Over the past couple of days, I’ve been reviewing interaction logs again, and I happened to look at a few task listings for “modular” projects. Honestly, for someone like me—a terminal user—it doesn’t feel that sci-fi… more like this: the same transaction might require signatures in different places, bouncing back and forth through bridges. Gas may be cheaper, but the route is more circuitous. The “witch rules” are even more granular, and it makes me feel like I’m walking in the fog—afraid of misstepping.
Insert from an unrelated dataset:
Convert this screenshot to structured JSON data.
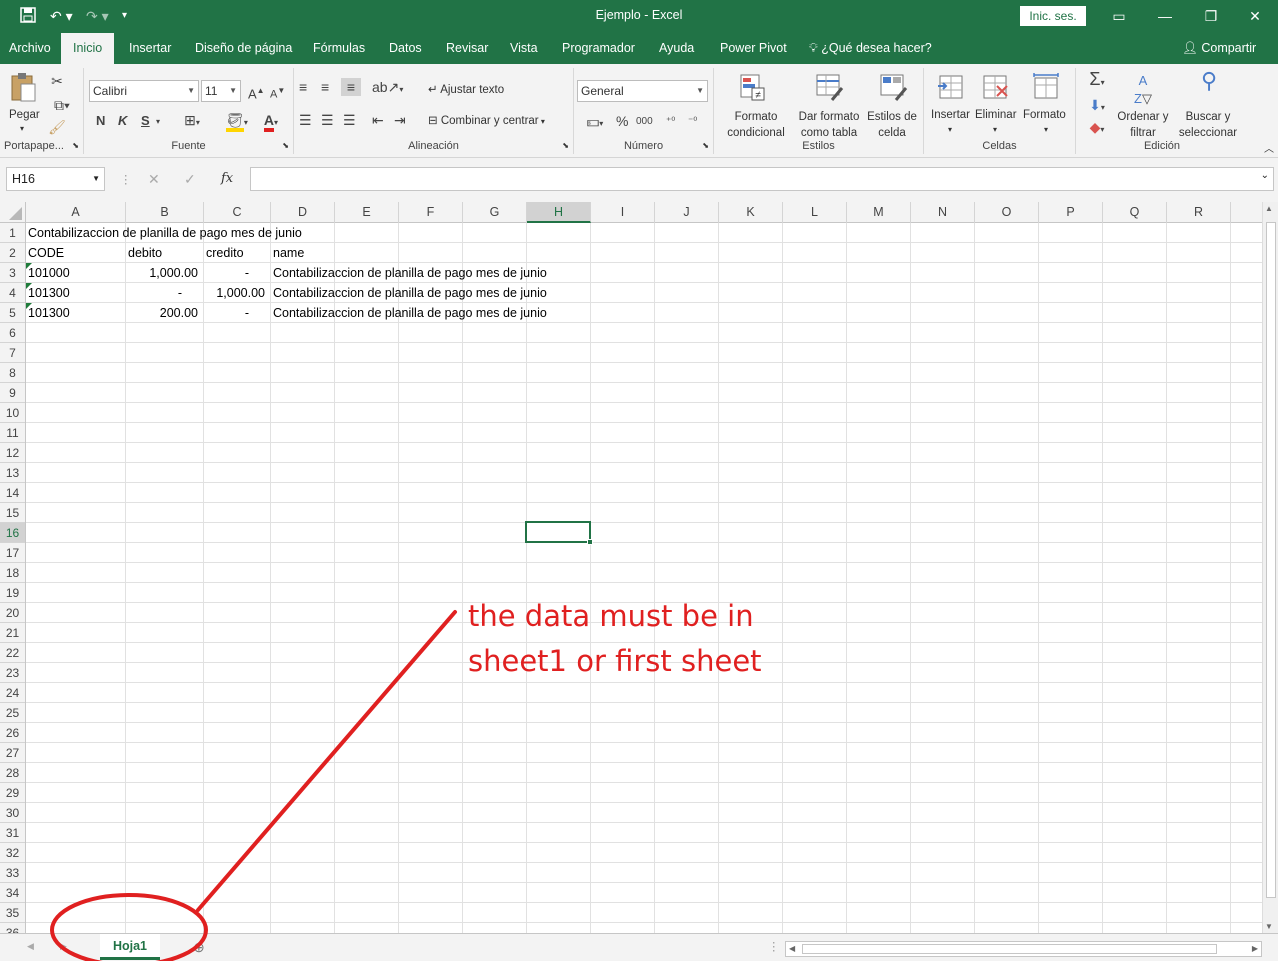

What I understand by modularity is that the point isn’t the tagline about a “stronger chain.” Instead, it’s about splitting up the work that used to be packaged within a single chain, so that whoever is best at each part can handle it. The benefits are potentially better performance and lower costs, and it’s easier to piece together new applications. But for users, the biggest change is that the security boundaries become more complex: the more steps involved—bridges, DA, sequencers—the risks get both dispersed and stacked. The recent “stacked dolls” criticism of the restaking/shared security model resonates with me a bit too. The rewards look appealing, but once everything is interlinked layer by layer, when something goes wrong it propagates layer by layer as well. Anyway, I’ll stick to my usual rule: if you can keep the path short, keep it short—don’t maximize your exposure just to chase a tiny bit more profit.